ゆとりのできた商家、農家が武家をまねた。庭を設け木や草花を植えた。客間や居間に床の間をしつらえ、絵や書の軸を掛け、陶磁器や木彫の置物を飾った。

武士の支配が終焉して、政治家や経済人が社会をリードする明治時代に入っても、城はそのまま残り、神社仏閣も引き継がれた。

昭和二十年のアメリカの日本全土無差別爆撃や原爆投下により、また震災や天災により多くの遺産が失われたが、全てを失うことはなかった。

日本は二千年に亘りその美を積みあげ、継承してきた。他国が宗教戦争や領土戦争によって文化の破壊と断絶を繰り返してきたのに比べ、〝万世一系〟を貫いてきた国は奇跡としかいえない。パリが燃えずに済んだ奇跡を日本は何度も乗り越えてきたのである。

そのため日本人の美に対する感性は磨かれ日曜画家、陶芸教室通いなど素人の裾野が広く、あらゆる芸術の分野で世界に傑出した人物を輩出している。



大局観のある大人の美意識を

江戸時代中期から町人の間で「箱庭」がはやりはじめた。同じ頃から「盆栽」「盆景」が手作り商品として売られるようになった。

自宅に飾って自分で手を加えて、自分の作品にする。みな手先が器用になった。より小さいより繊細なものに美を見つける独自の世界を作り出した。外人が驚嘆する「根付(ねづけ)」のような作品まで生み出した。

日本人は両手を広げて外に向かって行く姿勢ではなく、背を丸めて自分の手の指を見つめる内向きの姿勢が身についた。

この内向きの姿勢は、争いを好まない平和志向の意識を育てた。妥協し許して何ごとも〝まるくおさめる〟をよしとした。裏側や深い部分にある汚い面に目をふさいで〝キレイゴト〟として片づける習慣が身についた。

小さい問題にこだわり、大きい問題から目を逸(そら)して危機に陥ることを政治も経営も繰り返している。国民がみな同じ意識なので、敗北と大きい失敗の後でないと目覚めない。

トランプ大統領のアメリカ議会襲撃事件で思ったこと。

また映画の話。西部劇はインディアン退治の騎兵隊ものが、人種差別反対で制作をやめた。その後は「復讐」と「悪人征伐」が主題の映画が大半である。

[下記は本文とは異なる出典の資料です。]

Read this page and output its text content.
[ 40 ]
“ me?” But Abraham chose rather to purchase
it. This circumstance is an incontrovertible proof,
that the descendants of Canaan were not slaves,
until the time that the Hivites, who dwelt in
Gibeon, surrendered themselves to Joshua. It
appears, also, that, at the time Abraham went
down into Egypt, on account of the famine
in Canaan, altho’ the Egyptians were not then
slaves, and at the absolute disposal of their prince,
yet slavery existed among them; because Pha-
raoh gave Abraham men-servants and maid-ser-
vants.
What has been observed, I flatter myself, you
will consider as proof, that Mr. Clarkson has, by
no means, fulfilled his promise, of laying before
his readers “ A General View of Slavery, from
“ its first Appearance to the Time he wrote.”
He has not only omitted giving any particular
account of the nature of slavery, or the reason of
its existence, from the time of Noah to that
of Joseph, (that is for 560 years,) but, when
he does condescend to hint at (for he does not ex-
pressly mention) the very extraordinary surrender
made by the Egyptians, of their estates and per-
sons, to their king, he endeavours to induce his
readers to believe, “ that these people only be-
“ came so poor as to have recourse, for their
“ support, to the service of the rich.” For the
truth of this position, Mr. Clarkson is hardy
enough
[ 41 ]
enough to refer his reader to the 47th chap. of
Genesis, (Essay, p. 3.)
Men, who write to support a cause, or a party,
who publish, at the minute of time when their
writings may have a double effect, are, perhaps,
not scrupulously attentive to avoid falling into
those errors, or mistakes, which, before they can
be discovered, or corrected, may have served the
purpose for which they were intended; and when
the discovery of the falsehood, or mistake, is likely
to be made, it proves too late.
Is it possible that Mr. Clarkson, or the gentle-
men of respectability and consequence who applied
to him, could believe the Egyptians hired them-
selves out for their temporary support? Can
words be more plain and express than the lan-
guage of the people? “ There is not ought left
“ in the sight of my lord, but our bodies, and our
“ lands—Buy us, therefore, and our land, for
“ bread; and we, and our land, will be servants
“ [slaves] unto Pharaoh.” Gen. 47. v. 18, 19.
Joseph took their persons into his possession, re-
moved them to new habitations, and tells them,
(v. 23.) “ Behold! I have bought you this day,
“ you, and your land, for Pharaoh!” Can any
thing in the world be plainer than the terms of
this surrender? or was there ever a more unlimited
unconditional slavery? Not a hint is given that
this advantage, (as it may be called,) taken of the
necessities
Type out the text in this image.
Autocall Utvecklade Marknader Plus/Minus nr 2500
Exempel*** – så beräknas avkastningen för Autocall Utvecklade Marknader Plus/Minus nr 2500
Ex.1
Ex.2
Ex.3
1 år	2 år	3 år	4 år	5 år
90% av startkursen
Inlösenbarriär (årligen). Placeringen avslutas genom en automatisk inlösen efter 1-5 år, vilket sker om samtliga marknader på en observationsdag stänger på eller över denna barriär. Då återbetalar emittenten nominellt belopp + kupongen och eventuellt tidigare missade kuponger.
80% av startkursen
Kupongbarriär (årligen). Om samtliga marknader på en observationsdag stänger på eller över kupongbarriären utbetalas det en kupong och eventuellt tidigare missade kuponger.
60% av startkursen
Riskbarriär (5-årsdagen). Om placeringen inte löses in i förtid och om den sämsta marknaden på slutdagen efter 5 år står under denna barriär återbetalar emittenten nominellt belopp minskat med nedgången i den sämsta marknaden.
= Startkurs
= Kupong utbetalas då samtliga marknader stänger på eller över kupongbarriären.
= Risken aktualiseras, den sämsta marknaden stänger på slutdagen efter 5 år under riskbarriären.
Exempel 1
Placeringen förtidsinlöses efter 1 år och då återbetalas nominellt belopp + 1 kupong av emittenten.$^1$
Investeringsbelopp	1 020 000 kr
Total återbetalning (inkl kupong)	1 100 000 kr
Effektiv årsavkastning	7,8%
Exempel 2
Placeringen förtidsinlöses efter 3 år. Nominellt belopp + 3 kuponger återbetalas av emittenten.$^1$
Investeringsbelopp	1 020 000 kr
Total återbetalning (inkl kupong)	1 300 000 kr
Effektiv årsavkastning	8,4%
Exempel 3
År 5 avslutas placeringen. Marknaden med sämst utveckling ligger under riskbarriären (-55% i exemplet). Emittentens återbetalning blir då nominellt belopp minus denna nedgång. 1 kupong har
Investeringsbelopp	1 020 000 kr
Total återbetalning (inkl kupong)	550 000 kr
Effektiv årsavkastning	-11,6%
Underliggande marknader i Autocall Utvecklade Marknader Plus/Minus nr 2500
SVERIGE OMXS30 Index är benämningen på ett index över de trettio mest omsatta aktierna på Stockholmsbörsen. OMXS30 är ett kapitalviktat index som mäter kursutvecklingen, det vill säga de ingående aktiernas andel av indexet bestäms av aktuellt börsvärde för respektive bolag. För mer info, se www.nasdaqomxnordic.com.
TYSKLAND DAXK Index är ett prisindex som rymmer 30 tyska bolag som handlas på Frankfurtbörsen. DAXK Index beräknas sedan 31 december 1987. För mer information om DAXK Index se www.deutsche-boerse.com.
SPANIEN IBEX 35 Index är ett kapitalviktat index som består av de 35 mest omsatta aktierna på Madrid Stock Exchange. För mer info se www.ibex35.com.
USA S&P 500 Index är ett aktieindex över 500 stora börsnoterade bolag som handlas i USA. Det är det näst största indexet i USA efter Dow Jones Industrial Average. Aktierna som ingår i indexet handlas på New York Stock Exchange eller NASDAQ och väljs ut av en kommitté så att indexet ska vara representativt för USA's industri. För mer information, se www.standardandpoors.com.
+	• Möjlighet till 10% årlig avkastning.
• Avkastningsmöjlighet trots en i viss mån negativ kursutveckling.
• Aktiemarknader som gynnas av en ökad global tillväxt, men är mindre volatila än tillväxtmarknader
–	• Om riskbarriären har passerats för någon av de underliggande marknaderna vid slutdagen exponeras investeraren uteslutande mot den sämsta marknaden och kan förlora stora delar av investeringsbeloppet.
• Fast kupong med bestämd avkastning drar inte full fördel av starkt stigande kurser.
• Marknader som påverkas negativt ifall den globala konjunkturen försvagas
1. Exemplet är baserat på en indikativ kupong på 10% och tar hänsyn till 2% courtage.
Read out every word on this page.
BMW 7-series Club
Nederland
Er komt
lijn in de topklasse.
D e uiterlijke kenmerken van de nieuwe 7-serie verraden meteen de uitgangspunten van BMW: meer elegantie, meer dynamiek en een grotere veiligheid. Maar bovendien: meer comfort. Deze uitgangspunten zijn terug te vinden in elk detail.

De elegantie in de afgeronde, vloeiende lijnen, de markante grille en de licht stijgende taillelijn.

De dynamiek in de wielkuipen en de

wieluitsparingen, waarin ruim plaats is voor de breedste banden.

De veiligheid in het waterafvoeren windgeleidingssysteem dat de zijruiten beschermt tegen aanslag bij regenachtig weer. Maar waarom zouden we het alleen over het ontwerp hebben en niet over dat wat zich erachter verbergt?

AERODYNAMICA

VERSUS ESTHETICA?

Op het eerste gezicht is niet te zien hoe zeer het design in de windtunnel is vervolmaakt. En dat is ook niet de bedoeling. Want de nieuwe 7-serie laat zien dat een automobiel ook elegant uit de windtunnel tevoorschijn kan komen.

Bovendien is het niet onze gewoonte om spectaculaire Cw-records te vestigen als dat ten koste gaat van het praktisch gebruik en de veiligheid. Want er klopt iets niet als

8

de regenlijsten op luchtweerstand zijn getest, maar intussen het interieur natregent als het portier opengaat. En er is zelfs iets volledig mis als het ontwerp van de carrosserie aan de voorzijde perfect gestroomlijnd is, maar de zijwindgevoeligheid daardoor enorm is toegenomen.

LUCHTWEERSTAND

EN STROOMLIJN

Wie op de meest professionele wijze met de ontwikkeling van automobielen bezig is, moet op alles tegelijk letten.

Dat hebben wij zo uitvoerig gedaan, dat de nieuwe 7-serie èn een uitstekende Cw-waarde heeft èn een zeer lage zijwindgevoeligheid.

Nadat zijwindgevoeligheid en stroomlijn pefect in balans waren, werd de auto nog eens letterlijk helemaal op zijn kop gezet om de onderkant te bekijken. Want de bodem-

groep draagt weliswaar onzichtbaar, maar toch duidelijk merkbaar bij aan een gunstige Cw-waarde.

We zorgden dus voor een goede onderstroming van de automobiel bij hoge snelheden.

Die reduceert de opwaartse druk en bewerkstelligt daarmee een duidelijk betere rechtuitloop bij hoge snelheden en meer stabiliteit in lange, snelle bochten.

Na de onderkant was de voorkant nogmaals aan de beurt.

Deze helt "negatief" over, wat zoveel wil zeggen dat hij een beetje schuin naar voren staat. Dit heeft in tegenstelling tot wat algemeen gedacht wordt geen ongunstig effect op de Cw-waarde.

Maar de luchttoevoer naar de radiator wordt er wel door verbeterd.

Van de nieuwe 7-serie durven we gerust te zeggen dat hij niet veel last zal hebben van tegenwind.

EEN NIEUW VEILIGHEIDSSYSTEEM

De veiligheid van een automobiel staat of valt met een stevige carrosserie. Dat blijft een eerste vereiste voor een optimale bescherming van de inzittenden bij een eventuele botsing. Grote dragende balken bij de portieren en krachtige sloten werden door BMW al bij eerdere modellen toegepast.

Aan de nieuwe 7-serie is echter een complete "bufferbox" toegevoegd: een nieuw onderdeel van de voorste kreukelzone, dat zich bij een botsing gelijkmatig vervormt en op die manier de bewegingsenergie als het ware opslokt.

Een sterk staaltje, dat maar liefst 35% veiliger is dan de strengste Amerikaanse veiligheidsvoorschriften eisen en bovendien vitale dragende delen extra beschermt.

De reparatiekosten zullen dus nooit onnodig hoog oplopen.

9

大牧場主が町を牛耳って横暴の限りを尽くす、反抗する正義の保安官。牧場主はカウボーイを引き連れて町を襲う。この欲深で身勝手な牧場主がトランプである。

荒田はトランプの言動を〝醜い〟と思った。潔く負けを認めず「選挙の集票に不正があった。謀略だ、ヤッツケロ!」と心服者をたきつけ暴動を起こした。

目をつぶってトランプに拍手することはない。醜いものは醜いのだ。

しかし政治や経営は本来汚ない面、醜い面を持っている。民主主義国家でも浅薄な民意に従って英断しなければならない時もある。

経営も「領土を侵略する独裁国だ」と切り捨てることなく、利益優先でそうした国と商売することもある。清廉潔白だけでは会社は維持できない。

日本人の美意識は、こうした醜い面を許容しない。国を守るため、国益のために、一時的に民の支持を失っても、鬼になって戦う〝指導者〟を引きずり降ろす。

美を尊重するのはよい。醜い面、裏側、トゲの部分、汚いものの価値も認める。外向きの広い視野に立つ〝大人の美意識〟を身につけなければならない。